Citing the possibility of a conflict of interest, Rob Robinson stepped down yesterday as president of the board of directors for the Lucas County Improvement Corp.
Mr. Robinson, who was appointed president and chairman of the economic development agency's executive committee in January, said he was worried some of the clients of his company, IP Dynamics LLC, also might have dealings with the LCIC.
He said he made his decision after discussing the issue with an IP Dynamics attorney, his business partners, and other LCIC board members.
"I don't even want to have suspicions about my ethics," Mr. Robinson said. "I came to the conclusion that it's time to pull the plug. I'm not going to endanger the company."
Mr. Robinson sent a letter of resignation yesterday afternoon to Matt Sapara, the agency's interim director.

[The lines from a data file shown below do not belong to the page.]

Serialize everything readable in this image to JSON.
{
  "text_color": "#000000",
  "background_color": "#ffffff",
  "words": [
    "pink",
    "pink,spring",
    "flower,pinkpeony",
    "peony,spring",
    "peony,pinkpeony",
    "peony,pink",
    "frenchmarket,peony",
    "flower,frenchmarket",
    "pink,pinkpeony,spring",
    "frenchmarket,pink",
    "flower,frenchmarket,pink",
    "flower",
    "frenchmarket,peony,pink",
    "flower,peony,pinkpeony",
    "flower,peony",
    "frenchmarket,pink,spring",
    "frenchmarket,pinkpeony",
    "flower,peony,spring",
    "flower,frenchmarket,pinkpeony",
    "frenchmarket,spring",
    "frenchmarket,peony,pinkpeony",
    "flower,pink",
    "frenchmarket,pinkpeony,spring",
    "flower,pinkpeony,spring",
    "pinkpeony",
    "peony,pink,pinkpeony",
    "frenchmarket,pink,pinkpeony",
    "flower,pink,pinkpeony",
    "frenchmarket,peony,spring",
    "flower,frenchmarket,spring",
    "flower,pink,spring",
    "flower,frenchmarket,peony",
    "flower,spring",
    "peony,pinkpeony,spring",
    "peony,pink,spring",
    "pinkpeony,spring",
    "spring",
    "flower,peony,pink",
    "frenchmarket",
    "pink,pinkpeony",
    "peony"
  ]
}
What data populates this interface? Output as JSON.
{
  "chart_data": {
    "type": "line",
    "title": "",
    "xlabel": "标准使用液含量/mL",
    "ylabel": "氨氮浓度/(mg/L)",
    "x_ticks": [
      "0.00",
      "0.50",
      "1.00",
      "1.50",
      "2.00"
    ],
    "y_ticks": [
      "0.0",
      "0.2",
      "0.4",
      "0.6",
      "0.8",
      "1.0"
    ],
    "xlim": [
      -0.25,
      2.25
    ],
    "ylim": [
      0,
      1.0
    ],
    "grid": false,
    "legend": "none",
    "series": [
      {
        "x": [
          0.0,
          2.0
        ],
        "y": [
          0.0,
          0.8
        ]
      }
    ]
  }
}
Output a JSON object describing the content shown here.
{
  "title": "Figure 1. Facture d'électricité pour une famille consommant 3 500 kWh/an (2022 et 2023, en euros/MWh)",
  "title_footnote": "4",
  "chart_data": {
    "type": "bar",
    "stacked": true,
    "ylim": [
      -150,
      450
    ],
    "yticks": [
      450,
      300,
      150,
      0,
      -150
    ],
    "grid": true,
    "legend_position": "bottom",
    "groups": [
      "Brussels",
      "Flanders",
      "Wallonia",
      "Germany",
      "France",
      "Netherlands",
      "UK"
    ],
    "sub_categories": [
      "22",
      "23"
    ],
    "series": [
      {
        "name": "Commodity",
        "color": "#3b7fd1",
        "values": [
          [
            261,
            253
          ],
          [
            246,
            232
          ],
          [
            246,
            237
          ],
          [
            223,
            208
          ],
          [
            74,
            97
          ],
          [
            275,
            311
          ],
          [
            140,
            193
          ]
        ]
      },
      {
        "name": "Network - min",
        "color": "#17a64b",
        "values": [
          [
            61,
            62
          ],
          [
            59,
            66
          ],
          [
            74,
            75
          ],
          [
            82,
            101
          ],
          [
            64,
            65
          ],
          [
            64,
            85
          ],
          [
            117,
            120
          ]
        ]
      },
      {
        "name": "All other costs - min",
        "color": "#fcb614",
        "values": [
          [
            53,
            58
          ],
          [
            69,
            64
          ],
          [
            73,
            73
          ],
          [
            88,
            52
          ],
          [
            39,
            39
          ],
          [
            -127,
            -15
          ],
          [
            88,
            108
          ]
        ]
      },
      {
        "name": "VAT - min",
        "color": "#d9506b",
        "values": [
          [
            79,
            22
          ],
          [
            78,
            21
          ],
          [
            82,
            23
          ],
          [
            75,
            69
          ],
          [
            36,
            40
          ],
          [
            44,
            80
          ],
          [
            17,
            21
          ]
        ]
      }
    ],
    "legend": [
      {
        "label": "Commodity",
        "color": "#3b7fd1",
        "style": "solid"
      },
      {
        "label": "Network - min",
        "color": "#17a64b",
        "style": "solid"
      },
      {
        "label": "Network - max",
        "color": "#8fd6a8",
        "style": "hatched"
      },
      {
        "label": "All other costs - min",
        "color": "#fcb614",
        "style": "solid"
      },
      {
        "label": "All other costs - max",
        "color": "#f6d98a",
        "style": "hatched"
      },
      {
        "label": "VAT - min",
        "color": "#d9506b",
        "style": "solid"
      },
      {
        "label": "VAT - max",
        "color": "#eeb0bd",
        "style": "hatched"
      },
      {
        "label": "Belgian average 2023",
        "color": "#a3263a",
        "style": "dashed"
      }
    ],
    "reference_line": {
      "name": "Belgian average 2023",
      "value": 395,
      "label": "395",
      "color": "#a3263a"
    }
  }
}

He said he asked IP Dynamics' attorney to look into the issue after he realized that several of his clients also had dealt with the LCIC.
The attorney told him that any vote he cast involving one of those companies could create a potential ethical issue, Mr. Robinson said.
Although no such votes have been taken, Mr. Robinson said it would be difficult to make sure there were no violations in the future.
Despite his departure, Mr. Robinson said he will continue to support the LCIC, and blamed its critics for undermining the agency and failing to realize its potential.
He also said the agency could not function without an increase in funding.
"It has to be properly set up, with at least $750,000 annually. Right now, it's limping along with far less than that, with no long-term commitment of funding," he said.
"It needs support. So I'm stepping aside from the official role, but I'm not leaving the LCIC. I'm not going to abandon Matt [Sapara.] I really believe in the LCIC."
With Mr. Robinson off the board, the Lucas County commissioners will have to appoint a replacement, while the LCIC's executive board will appoint a new president and board chairman.
County Commissioner Pete Gerken praised Mr. Robinson's tenure as board president, which began as the agency was in turmoil following the resignation of its then-director, Craig Ferguson.
"He certainly took the agency through an extremely difficult time," Mr. Gerken said. "He brought people together. His ability to build consensus has been amazing."
But Commissioner Ben Konop, a persistent critic of the LCIC, seized on the resignation to claim the agency has failed in its mission.
"I think this is just the continued pattern of the LCIC, which is a lack of results, a lack of focus by its leadership, conflicts of interest, and really just a continued wasting of well over a million dollars of taxpayer money on an entity that's dogged by mismanagement," Mr. Konop said.
Shortly before Mr. Robinson sent in his resignation, Mr. Konop sent a letter to the LCIC asking it to evaluate its progress, based on an October resolution from the county commissioners.
The resolution asked the agency to rate itself based on several criteria, including a list of businesses that have been contacted and the number of jobs that have been brought into the community.